Design of a morphing airfoil exhibiting bi-stability using topology optimization

Abstract

This study aims to harness the geometric non-linearity of structures to design a novel camber morphing mechanism for a bi-stable airfoil using topology optimization. The goal is to use snap-through instabilities to actuate and maintain the shape of the morphing airfoil. Topology optimization has been used to distribute material over the design domain and to tailor the nonlinear response of the baseline structure to achieve the desired bi-stable behavior. The large scale deformation undergone by the structure is modeled using a hyperelastic material model. The non-linear structural equilibrium equations are solved using arc-length and displacement-controlled Newton-Raphson analysis.
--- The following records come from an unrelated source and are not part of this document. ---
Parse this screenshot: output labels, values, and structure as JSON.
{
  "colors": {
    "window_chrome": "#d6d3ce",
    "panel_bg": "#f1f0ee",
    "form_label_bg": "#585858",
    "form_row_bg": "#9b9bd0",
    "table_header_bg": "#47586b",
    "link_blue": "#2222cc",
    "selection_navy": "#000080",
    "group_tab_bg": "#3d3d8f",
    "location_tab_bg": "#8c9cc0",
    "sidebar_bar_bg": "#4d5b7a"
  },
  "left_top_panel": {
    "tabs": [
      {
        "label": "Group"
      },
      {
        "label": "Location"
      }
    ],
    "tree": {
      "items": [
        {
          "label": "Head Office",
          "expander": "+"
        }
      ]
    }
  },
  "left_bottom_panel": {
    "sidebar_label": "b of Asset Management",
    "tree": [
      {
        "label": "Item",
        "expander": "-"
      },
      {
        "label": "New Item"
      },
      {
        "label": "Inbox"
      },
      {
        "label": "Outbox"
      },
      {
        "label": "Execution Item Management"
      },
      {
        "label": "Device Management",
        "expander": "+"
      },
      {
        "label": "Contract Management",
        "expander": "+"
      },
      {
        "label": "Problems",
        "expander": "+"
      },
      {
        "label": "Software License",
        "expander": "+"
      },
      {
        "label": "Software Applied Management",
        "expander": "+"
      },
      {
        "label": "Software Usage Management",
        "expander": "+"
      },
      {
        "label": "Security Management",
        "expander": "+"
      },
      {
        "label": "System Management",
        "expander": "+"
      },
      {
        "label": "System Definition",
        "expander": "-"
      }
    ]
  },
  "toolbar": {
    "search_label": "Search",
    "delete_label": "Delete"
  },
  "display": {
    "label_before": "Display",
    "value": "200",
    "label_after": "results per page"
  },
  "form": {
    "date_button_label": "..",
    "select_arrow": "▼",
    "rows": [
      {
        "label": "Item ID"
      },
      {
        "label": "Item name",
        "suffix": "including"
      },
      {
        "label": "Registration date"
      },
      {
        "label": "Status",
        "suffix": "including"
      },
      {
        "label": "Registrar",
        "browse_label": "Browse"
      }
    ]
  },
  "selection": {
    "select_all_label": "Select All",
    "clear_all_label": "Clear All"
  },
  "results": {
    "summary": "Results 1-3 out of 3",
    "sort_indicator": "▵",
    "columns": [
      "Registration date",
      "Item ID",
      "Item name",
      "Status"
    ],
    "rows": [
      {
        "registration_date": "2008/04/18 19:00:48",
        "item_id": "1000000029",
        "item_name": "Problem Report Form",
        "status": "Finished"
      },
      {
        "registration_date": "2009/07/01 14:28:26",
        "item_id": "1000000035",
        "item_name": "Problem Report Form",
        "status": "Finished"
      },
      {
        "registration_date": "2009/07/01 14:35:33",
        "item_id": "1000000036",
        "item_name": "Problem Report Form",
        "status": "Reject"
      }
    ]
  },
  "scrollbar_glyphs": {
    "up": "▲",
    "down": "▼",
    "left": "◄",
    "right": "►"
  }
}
Isoparamteric finite element evaluation is used for analyzing kinematic and deformation characteristics of the structure. The optimization problem is solved using a computationally efficient nonlinear optimization algorithm, the Method of Moving Asymptotes (MMA), with a Solid Isoparametric Material Penalization (SIMP) scheme. The gradient information required for the optimization has been evaluated using an adjoint sensitivity formulation. Two different design domains, one with a structured quadrilateral mesh and another with an unstructured triangular mesh, are investigated and compared. The effect of different optimization parameters on the final optimized structure and its behaviour has also been analyzed. The final result is a novel camber morphing mechanism without the disadvantages of increased weight and higher maintenance costs associated with conventional actuation mechanisms. The optimized results obtained numerically are then 3-D printed to evaluate their performance characteristics.